In terms of actual difficulty, there are four difficulties you can choose: easy, normal, hard and very hard. The game itself isn’t incredibly difficult, but on the higher difficulties enemies do definitely hit like trucks. There are multiple instances where you can get swamped, especially given the pace of the combat, but it is fairly balanced. A cool combat mechanic which is more predominant in your second playthrough is hacking. The best way to look at this is like a retro-style mini game where the way to win is just by shooting a sphere until it explodes. Doing so will provide benefits in combat in the ways of either killing an enemy entirely, or causing major damage.

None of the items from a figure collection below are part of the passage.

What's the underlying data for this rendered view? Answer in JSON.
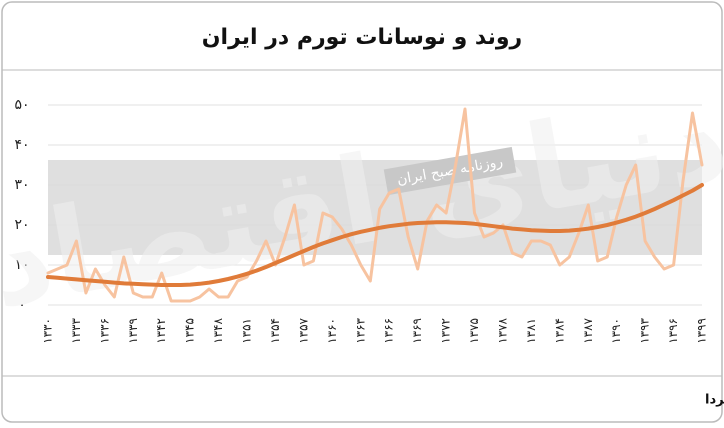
{
  "chart_data": {
    "type": "line",
    "title": "روند و نوسانات تورم در ایران",
    "source": "منبع: تجارت فردا",
    "watermark": {
      "brand": "دنیای اقتصاد",
      "tagline": "روزنامه صبح ایران"
    },
    "categories": [
      "۱۳۳۰",
      null,
      null,
      "۱۳۳۳",
      null,
      null,
      "۱۳۳۶",
      null,
      null,
      "۱۳۳۹",
      null,
      null,
      "۱۳۴۲",
      null,
      null,
      "۱۳۴۵",
      null,
      null,
      "۱۳۴۸",
      null,
      null,
      "۱۳۵۱",
      null,
      null,
      "۱۳۵۴",
      null,
      null,
      "۱۳۵۷",
      null,
      null,
      "۱۳۶۰",
      null,
      null,
      "۱۳۶۳",
      null,
      null,
      "۱۳۶۶",
      null,
      null,
      "۱۳۶۹",
      null,
      null,
      "۱۳۷۲",
      null,
      null,
      "۱۳۷۵",
      null,
      null,
      "۱۳۷۸",
      null,
      null,
      "۱۳۸۱",
      null,
      null,
      "۱۳۸۴",
      null,
      null,
      "۱۳۸۷",
      null,
      null,
      "۱۳۹۰",
      null,
      null,
      "۱۳۹۳",
      null,
      null,
      "۱۳۹۶",
      null,
      null,
      "۱۳۹۹"
    ],
    "series": [
      {
        "color": "#f7c3a0",
        "width": 3,
        "values": [
          8,
          9,
          10,
          16,
          3,
          9,
          5,
          2,
          12,
          3,
          2,
          2,
          8,
          1,
          1,
          1,
          2,
          4,
          2,
          2,
          6,
          7,
          11,
          16,
          10,
          17,
          25,
          10,
          11,
          23,
          22,
          19,
          15,
          10,
          6,
          24,
          28,
          29,
          17,
          9,
          21,
          25,
          23,
          35,
          49,
          23,
          17,
          18,
          20,
          13,
          12,
          16,
          16,
          15,
          10,
          12,
          18,
          25,
          11,
          12,
          22,
          30,
          35,
          16,
          12,
          9,
          10,
          31,
          48,
          35
        ]
      },
      {
        "color": "#e07b39",
        "width": 4,
        "values": [
          7,
          6.8,
          6.6,
          6.4,
          6.2,
          6.0,
          5.8,
          5.6,
          5.4,
          5.3,
          5.2,
          5.1,
          5.0,
          5.0,
          5.0,
          5.1,
          5.3,
          5.6,
          6.0,
          6.5,
          7.1,
          7.8,
          8.6,
          9.5,
          10.5,
          11.5,
          12.5,
          13.5,
          14.5,
          15.4,
          16.2,
          17.0,
          17.7,
          18.3,
          18.8,
          19.3,
          19.7,
          20.0,
          20.3,
          20.5,
          20.6,
          20.7,
          20.7,
          20.6,
          20.5,
          20.3,
          20.0,
          19.7,
          19.4,
          19.1,
          18.9,
          18.7,
          18.6,
          18.5,
          18.5,
          18.6,
          18.8,
          19.1,
          19.5,
          20.0,
          20.6,
          21.3,
          22.1,
          23.0,
          24.0,
          25.1,
          26.2,
          27.4,
          28.6,
          30.0
        ]
      }
    ],
    "ylim": [
      0,
      50
    ],
    "yticks": [
      {
        "value": 0,
        "label": "۰"
      },
      {
        "value": 10,
        "label": "۱۰"
      },
      {
        "value": 20,
        "label": "۲۰"
      },
      {
        "value": 30,
        "label": "۳۰"
      },
      {
        "value": 40,
        "label": "۴۰"
      },
      {
        "value": 50,
        "label": "۵۰"
      }
    ],
    "grid": true
  }
}
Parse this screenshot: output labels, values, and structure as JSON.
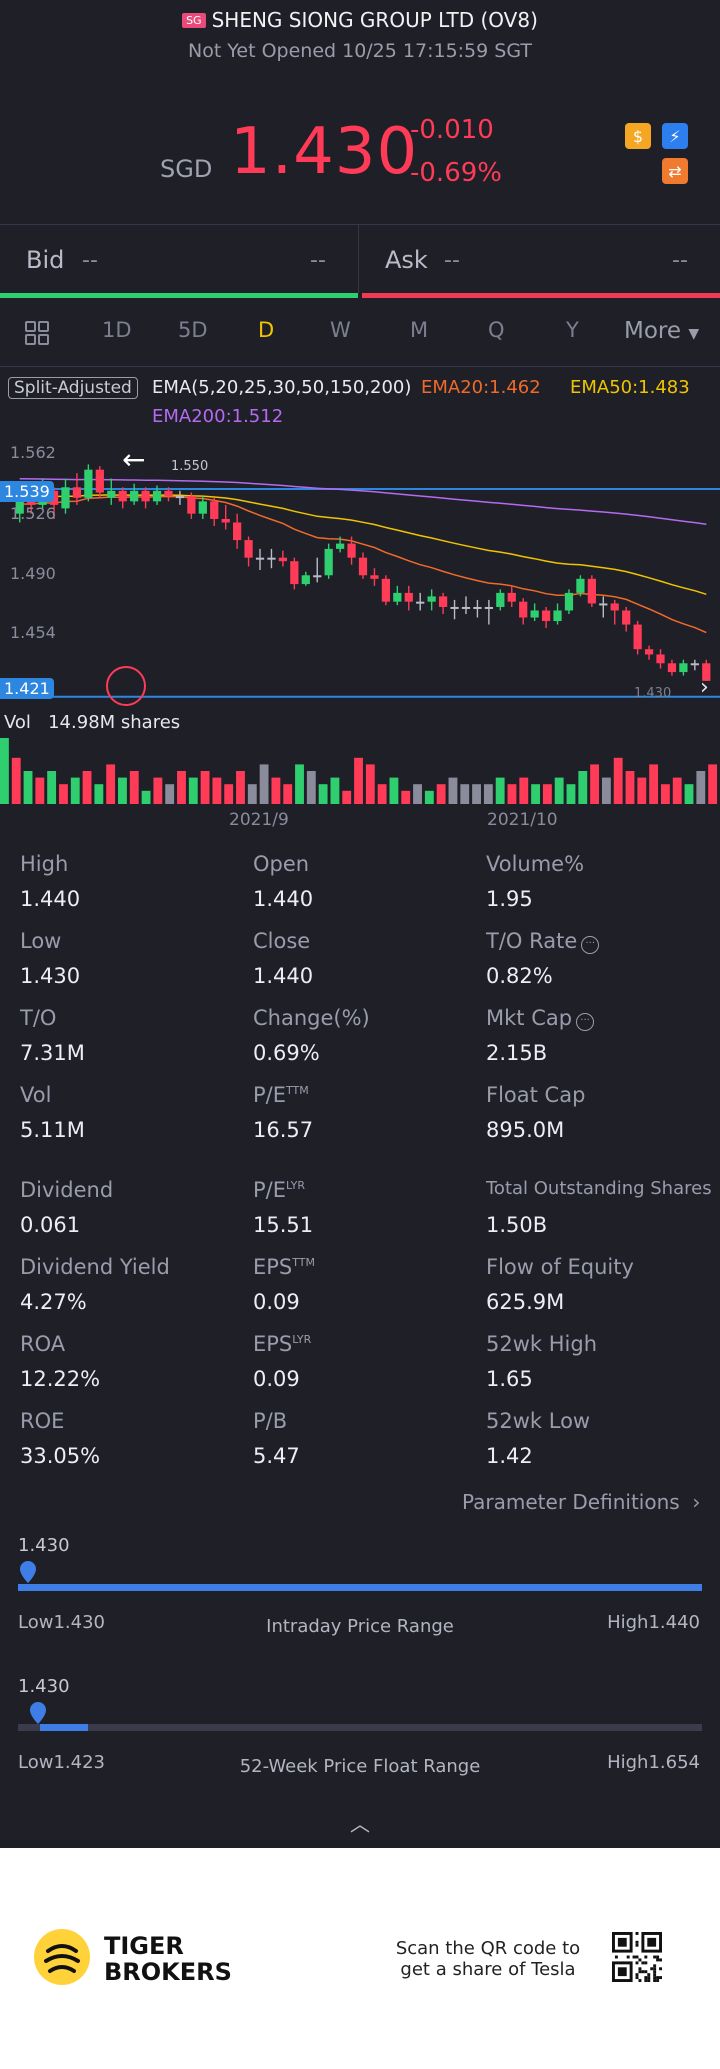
{
  "header": {
    "market_flag": "SG",
    "title": "SHENG SIONG GROUP LTD (OV8)",
    "status": "Not Yet Opened 10/25 17:15:59 SGT",
    "currency": "SGD",
    "price": "1.430",
    "change": "-0.010",
    "change_pct": "-0.69%"
  },
  "colors": {
    "down": "#ff3b57",
    "up": "#2fcf6f",
    "accent": "#3f7ee6",
    "active_tab": "#f0c400"
  },
  "quote": {
    "bid_label": "Bid",
    "bid_price": "--",
    "bid_size": "--",
    "ask_label": "Ask",
    "ask_price": "--",
    "ask_size": "--"
  },
  "tabs": [
    "1D",
    "5D",
    "D",
    "W",
    "M",
    "Q",
    "Y",
    "More"
  ],
  "active_tab": "D",
  "chart_data": {
    "type": "candlestick",
    "adjust_label": "Split-Adjusted",
    "ema_label": "EMA(5,20,25,30,50,150,200)",
    "ema20": "EMA20:1.462",
    "ema50": "EMA50:1.483",
    "ema200": "EMA200:1.512",
    "y_ticks": [
      "1.562",
      "1.526",
      "1.490",
      "1.454"
    ],
    "high_line": "1.539",
    "low_line": "1.421",
    "max_marker": "1.550",
    "min_marker": "1.430",
    "ylim": [
      1.418,
      1.568
    ],
    "volume_label": "Vol",
    "volume_value": "14.98M shares",
    "x_labels": [
      "2021/9",
      "2021/10"
    ],
    "candles": [
      [
        1.525,
        1.535,
        1.54,
        1.52
      ],
      [
        1.535,
        1.53,
        1.542,
        1.525
      ],
      [
        1.53,
        1.538,
        1.545,
        1.528
      ],
      [
        1.538,
        1.53,
        1.54,
        1.522
      ],
      [
        1.528,
        1.54,
        1.545,
        1.525
      ],
      [
        1.54,
        1.534,
        1.548,
        1.53
      ],
      [
        1.534,
        1.55,
        1.553,
        1.532
      ],
      [
        1.55,
        1.537,
        1.552,
        1.534
      ],
      [
        1.534,
        1.538,
        1.545,
        1.53
      ],
      [
        1.538,
        1.532,
        1.54,
        1.528
      ],
      [
        1.532,
        1.538,
        1.542,
        1.53
      ],
      [
        1.538,
        1.532,
        1.54,
        1.528
      ],
      [
        1.532,
        1.538,
        1.541,
        1.53
      ],
      [
        1.538,
        1.535,
        1.54,
        1.532
      ],
      [
        1.535,
        1.535,
        1.538,
        1.53
      ],
      [
        1.535,
        1.525,
        1.537,
        1.522
      ],
      [
        1.525,
        1.532,
        1.535,
        1.522
      ],
      [
        1.532,
        1.522,
        1.534,
        1.518
      ],
      [
        1.522,
        1.52,
        1.53,
        1.516
      ],
      [
        1.52,
        1.51,
        1.525,
        1.505
      ],
      [
        1.51,
        1.5,
        1.512,
        1.495
      ],
      [
        1.5,
        1.5,
        1.505,
        1.493
      ],
      [
        1.5,
        1.5,
        1.505,
        1.494
      ],
      [
        1.5,
        1.498,
        1.504,
        1.495
      ],
      [
        1.498,
        1.485,
        1.5,
        1.482
      ],
      [
        1.485,
        1.49,
        1.492,
        1.484
      ],
      [
        1.49,
        1.49,
        1.5,
        1.486
      ],
      [
        1.49,
        1.505,
        1.508,
        1.488
      ],
      [
        1.505,
        1.508,
        1.512,
        1.503
      ],
      [
        1.508,
        1.5,
        1.512,
        1.496
      ],
      [
        1.5,
        1.49,
        1.503,
        1.488
      ],
      [
        1.49,
        1.488,
        1.494,
        1.484
      ],
      [
        1.488,
        1.475,
        1.49,
        1.473
      ],
      [
        1.475,
        1.48,
        1.484,
        1.473
      ],
      [
        1.48,
        1.475,
        1.484,
        1.47
      ],
      [
        1.475,
        1.475,
        1.48,
        1.47
      ],
      [
        1.475,
        1.478,
        1.482,
        1.47
      ],
      [
        1.478,
        1.472,
        1.48,
        1.468
      ],
      [
        1.472,
        1.472,
        1.476,
        1.465
      ],
      [
        1.472,
        1.472,
        1.478,
        1.468
      ],
      [
        1.472,
        1.472,
        1.476,
        1.466
      ],
      [
        1.472,
        1.472,
        1.476,
        1.462
      ],
      [
        1.472,
        1.48,
        1.482,
        1.47
      ],
      [
        1.48,
        1.475,
        1.484,
        1.472
      ],
      [
        1.475,
        1.466,
        1.477,
        1.462
      ],
      [
        1.466,
        1.47,
        1.474,
        1.464
      ],
      [
        1.47,
        1.464,
        1.472,
        1.46
      ],
      [
        1.464,
        1.47,
        1.474,
        1.462
      ],
      [
        1.47,
        1.48,
        1.482,
        1.468
      ],
      [
        1.48,
        1.488,
        1.49,
        1.478
      ],
      [
        1.488,
        1.474,
        1.49,
        1.472
      ],
      [
        1.474,
        1.474,
        1.478,
        1.466
      ],
      [
        1.474,
        1.47,
        1.476,
        1.462
      ],
      [
        1.47,
        1.462,
        1.472,
        1.458
      ],
      [
        1.462,
        1.448,
        1.464,
        1.445
      ],
      [
        1.448,
        1.445,
        1.45,
        1.442
      ],
      [
        1.445,
        1.44,
        1.448,
        1.437
      ],
      [
        1.44,
        1.435,
        1.442,
        1.433
      ],
      [
        1.435,
        1.44,
        1.442,
        1.433
      ],
      [
        1.44,
        1.44,
        1.442,
        1.436
      ],
      [
        1.44,
        1.43,
        1.442,
        1.43
      ]
    ],
    "volumes": [
      10,
      7,
      5,
      4,
      5,
      3,
      4,
      5,
      3,
      6,
      4,
      5,
      2,
      4,
      3,
      5,
      4,
      5,
      4,
      3,
      5,
      3,
      6,
      4,
      3,
      6,
      5,
      3,
      4,
      2,
      7,
      6,
      3,
      4,
      2,
      3,
      2,
      3,
      4,
      3,
      3,
      3,
      4,
      3,
      4,
      3,
      3,
      4,
      3,
      5,
      6,
      4,
      7,
      5,
      4,
      6,
      3,
      4,
      3,
      5,
      6
    ]
  },
  "stats": [
    {
      "label": "High",
      "value": "1.440"
    },
    {
      "label": "Open",
      "value": "1.440"
    },
    {
      "label": "Volume%",
      "value": "1.95"
    },
    {
      "label": "Low",
      "value": "1.430"
    },
    {
      "label": "Close",
      "value": "1.440"
    },
    {
      "label": "T/O Rate",
      "value": "0.82%"
    },
    {
      "label": "T/O",
      "value": "7.31M"
    },
    {
      "label": "Change(%)",
      "value": "0.69%"
    },
    {
      "label": "Mkt Cap",
      "value": "2.15B"
    },
    {
      "label": "Vol",
      "value": "5.11M"
    },
    {
      "label": "P/E",
      "sup": "TTM",
      "value": "16.57"
    },
    {
      "label": "Float Cap",
      "value": "895.0M"
    },
    {
      "label": "Dividend",
      "value": "0.061"
    },
    {
      "label": "P/E",
      "sup": "LYR",
      "value": "15.51"
    },
    {
      "label": "Total Outstanding Shares",
      "value": "1.50B"
    },
    {
      "label": "Dividend Yield",
      "value": "4.27%"
    },
    {
      "label": "EPS",
      "sup": "TTM",
      "value": "0.09"
    },
    {
      "label": "Flow of Equity",
      "value": "625.9M"
    },
    {
      "label": "ROA",
      "value": "12.22%"
    },
    {
      "label": "EPS",
      "sup": "LYR",
      "value": "0.09"
    },
    {
      "label": "52wk High",
      "value": "1.65"
    },
    {
      "label": "ROE",
      "value": "33.05%"
    },
    {
      "label": "P/B",
      "value": "5.47"
    },
    {
      "label": "52wk Low",
      "value": "1.42"
    }
  ],
  "param_link": "Parameter Definitions",
  "intraday": {
    "current": "1.430",
    "low": "Low1.430",
    "high": "High1.440",
    "caption": "Intraday Price Range",
    "fraction": 0.0
  },
  "week52": {
    "current": "1.430",
    "low": "Low1.423",
    "high": "High1.654",
    "caption": "52-Week Price Float Range",
    "fraction": 0.03
  },
  "footer": {
    "brand_line1": "TIGER",
    "brand_line2": "BROKERS",
    "qr_line1": "Scan the QR code to",
    "qr_line2": "get a share of Tesla"
  }
}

It’s definitely hard to define NieR: Automata’s gameplay as belonging to any one genre, as PG have gone above and beyond and created some brilliantly varied gameplay. It can go from your run-of-the-mill hack ’n’ slash to a 2D Metroidvania-style platformer in an instant, and at some points it’s even similar to a top down, twinstick shooter in the vein of something like Helldivers. There really is a refreshing amount of varied gameplay and it helps keep the game from feeling stale, and the creative design overall is a breath of fresh air.
Visually speaking, NieR: Automata looks great. The ‘nature reclaimed’ approach to a dilapidated metropolis (which has been done quite a lot in recent times) feels familiar, but with a distinct personality nonetheless. While there is a lush green covering most of the city, there are also parts of it which are an arid desert. The creative variation in the world is once again, refreshing. The lighting in NieR: Automata is incredible and it’s definitely one of the prettiest JRPGs I’ve played (outside of FFXV). However its beauty is occasionally to its detriment. The frame rate aims to sit a 60fps but on the regular PS4 it is very unstable. When it sits at 60 it look gorgeous, but more often than not the frames take a massive dive into 30fps and sometimes even lower (though that isn’t very often) The faster frame rate definitely suits the slick and stylish combat, but noticeable drops are too frequent to be ignored.
NieR: Automata is a triumphant achievement in creativity, variety and clever development. With its short-but-sweet story that varies between subsequent playthroughs, you’ll find that the multifaceted story is not only compelling, but packed with little nuances and intricacies. The great combat, cool customisation options and clever design makes for an accessible RPG that is simple on the surface but still offers significant challenge. Despite frame rate annoyances, it can’t detract majorly from what is a great game, and I would highly recommend this title to anyone.